Les productions culturelles du Bison ravi constituent, en quelque sorte, des comptes rendus de cette pratique urbaine. Son style d'écriture incorpore des impressions de l'environnement immédiat (espace de vie quotidien), des impressions des lieux où se déroule son activité culturelle (cafés, bars, tavernes, etc.), les oeuvres artistiques ou théoriques (citations et détournements) et les émotions éprouvées dans ces espaces. Il s'agit pour Straram d'en arriver à une construction supérieure de la vie quotidienne en suscitant un contexte d'ouverture et d'expérimentation. L'individu n'est plus alors un simple spectateur de la société du spectacle, mais il est redevenu un acteur de sa propre histoire.

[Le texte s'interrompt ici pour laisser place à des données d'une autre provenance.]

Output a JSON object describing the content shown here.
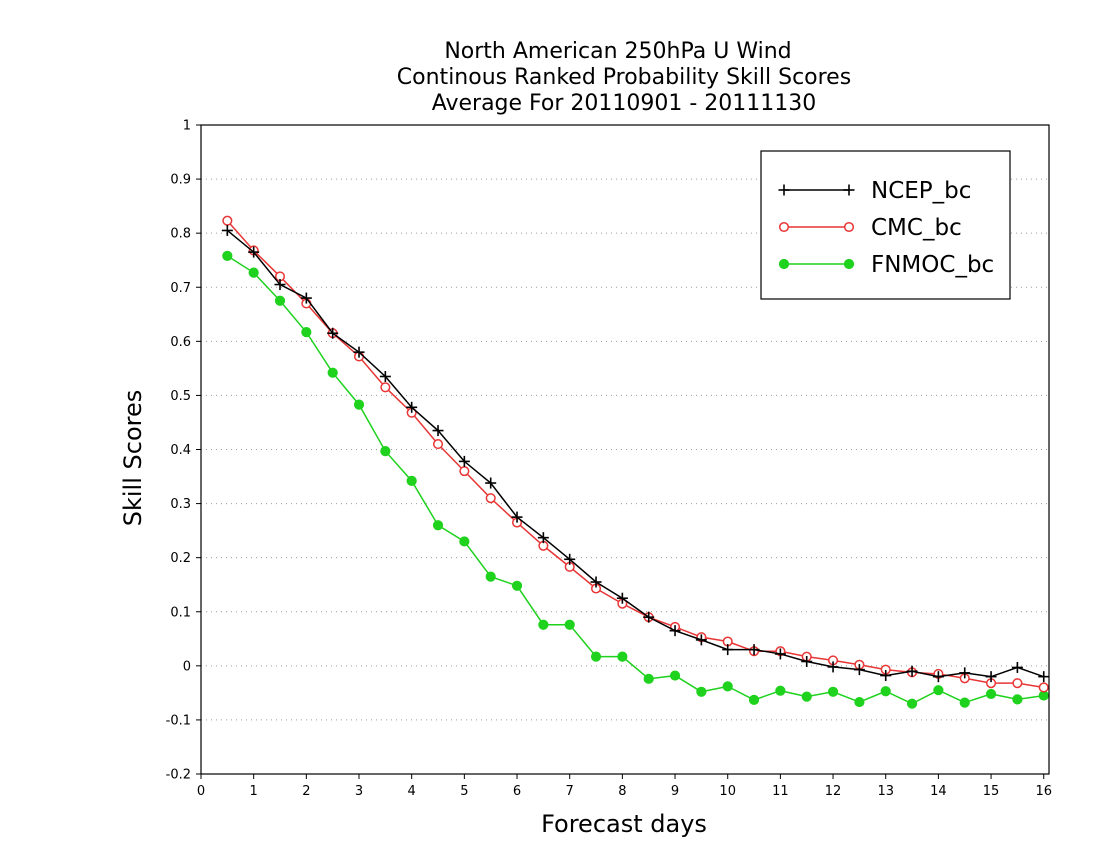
{
  "chart_data": {
    "type": "line",
    "title_lines": [
      "North American 250hPa U Wind",
      "Continous Ranked Probability Skill Scores",
      "Average For 20110901 - 20111130"
    ],
    "xlabel": "Forecast days",
    "ylabel": "Skill Scores",
    "xlim": [
      0,
      16.1
    ],
    "ylim": [
      -0.2,
      1
    ],
    "x_ticks": [
      0,
      1,
      2,
      3,
      4,
      5,
      6,
      7,
      8,
      9,
      10,
      11,
      12,
      13,
      14,
      15,
      16
    ],
    "x_tick_labels": [
      "0",
      "1",
      "2",
      "3",
      "4",
      "5",
      "6",
      "7",
      "8",
      "9",
      "10",
      "11",
      "12",
      "13",
      "14",
      "15",
      "16"
    ],
    "y_ticks": [
      -0.2,
      -0.1,
      0,
      0.1,
      0.2,
      0.3,
      0.4,
      0.5,
      0.6,
      0.7,
      0.8,
      0.9,
      1
    ],
    "y_tick_labels": [
      "-0.2",
      "-0.1",
      "0",
      "0.1",
      "0.2",
      "0.3",
      "0.4",
      "0.5",
      "0.6",
      "0.7",
      "0.8",
      "0.9",
      "1"
    ],
    "grid": "horizontal-dotted",
    "legend_position": "top-right",
    "x": [
      0.5,
      1,
      1.5,
      2,
      2.5,
      3,
      3.5,
      4,
      4.5,
      5,
      5.5,
      6,
      6.5,
      7,
      7.5,
      8,
      8.5,
      9,
      9.5,
      10,
      10.5,
      11,
      11.5,
      12,
      12.5,
      13,
      13.5,
      14,
      14.5,
      15,
      15.5,
      16
    ],
    "series": [
      {
        "name": "NCEP_bc",
        "color": "#000000",
        "marker": "plus",
        "values": [
          0.805,
          0.765,
          0.705,
          0.68,
          0.615,
          0.58,
          0.535,
          0.478,
          0.435,
          0.378,
          0.338,
          0.275,
          0.237,
          0.197,
          0.155,
          0.125,
          0.09,
          0.065,
          0.048,
          0.03,
          0.03,
          0.022,
          0.008,
          -0.002,
          -0.007,
          -0.018,
          -0.01,
          -0.02,
          -0.013,
          -0.02,
          -0.003,
          -0.02
        ]
      },
      {
        "name": "CMC_bc",
        "color": "#e83535",
        "marker": "open-circle",
        "values": [
          0.823,
          0.768,
          0.72,
          0.67,
          0.615,
          0.572,
          0.515,
          0.468,
          0.41,
          0.36,
          0.31,
          0.265,
          0.222,
          0.183,
          0.143,
          0.115,
          0.09,
          0.072,
          0.053,
          0.045,
          0.027,
          0.027,
          0.017,
          0.01,
          0.002,
          -0.007,
          -0.012,
          -0.015,
          -0.023,
          -0.032,
          -0.032,
          -0.04
        ]
      },
      {
        "name": "FNMOC_bc",
        "color": "#1ed21e",
        "marker": "filled-circle",
        "values": [
          0.758,
          0.727,
          0.675,
          0.617,
          0.542,
          0.483,
          0.397,
          0.342,
          0.26,
          0.23,
          0.165,
          0.148,
          0.076,
          0.076,
          0.017,
          0.017,
          -0.024,
          -0.018,
          -0.048,
          -0.038,
          -0.063,
          -0.046,
          -0.057,
          -0.048,
          -0.067,
          -0.047,
          -0.07,
          -0.045,
          -0.068,
          -0.052,
          -0.062,
          -0.055
        ]
      }
    ]
  }
}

Un autre élément central de l'utopie situationniste chez Straram est l'appropriation d'espaces publics afin de les transformer en lieu de rencontres et d'échanges culturels. Alors que Montréal est la proie des bulldozers et que l'on construit le métro, les autoroutes Décarie et Métropolitaine, ainsi que les grands complexes immobiliers Place Ville-Marie et Place Bonaventure, Straram propose de faire d'abord de la ville un lieu de socialisation, un espace poétique. La ville ne doit pas être un espace de production et de consommation, elle doit être un lieu d'action et de création. Elle doit permettre la réalisation de l'art dans la vie quotidienne.

Sans espoir, avec conviction

Straram a été une figure importante de la mouvance contre-culturelle au Québec. Il représente le contestataire pur, celui pour qui la lutte contre le système capitaliste se déroule à la fois sur le plan idéologique et personnel.

La vie et l'oeuvre de Straram représentent, indissociablement, une critique vivante de la société du spectacle et de la ville moderne. Straram a constamment lutté pour réaliser l'utopie situationniste de sa jeunesse, c'est-à-dire intégrer l'art à la vie quotidienne et transformer l'espace public et privé en fonction de ses passions et de ses désirs.

Le caractère intransigeant d'une telle pratique a conduit Straram à une vie de pauvreté. Le Bison ravi aurait pu, paraphrasant Chateaubriand, s'écrier: «Des auteurs modernes québécois de ma génération, je suis le seul dont la vie ressemble autant a ses ouvrages.» Pareille affirmation n'est pas banale. N'est-ce pas d'ailleurs Straram qui, ayant à résumer l'esprit des années 1970, déclarait: «Sans espoir, avec conviction»!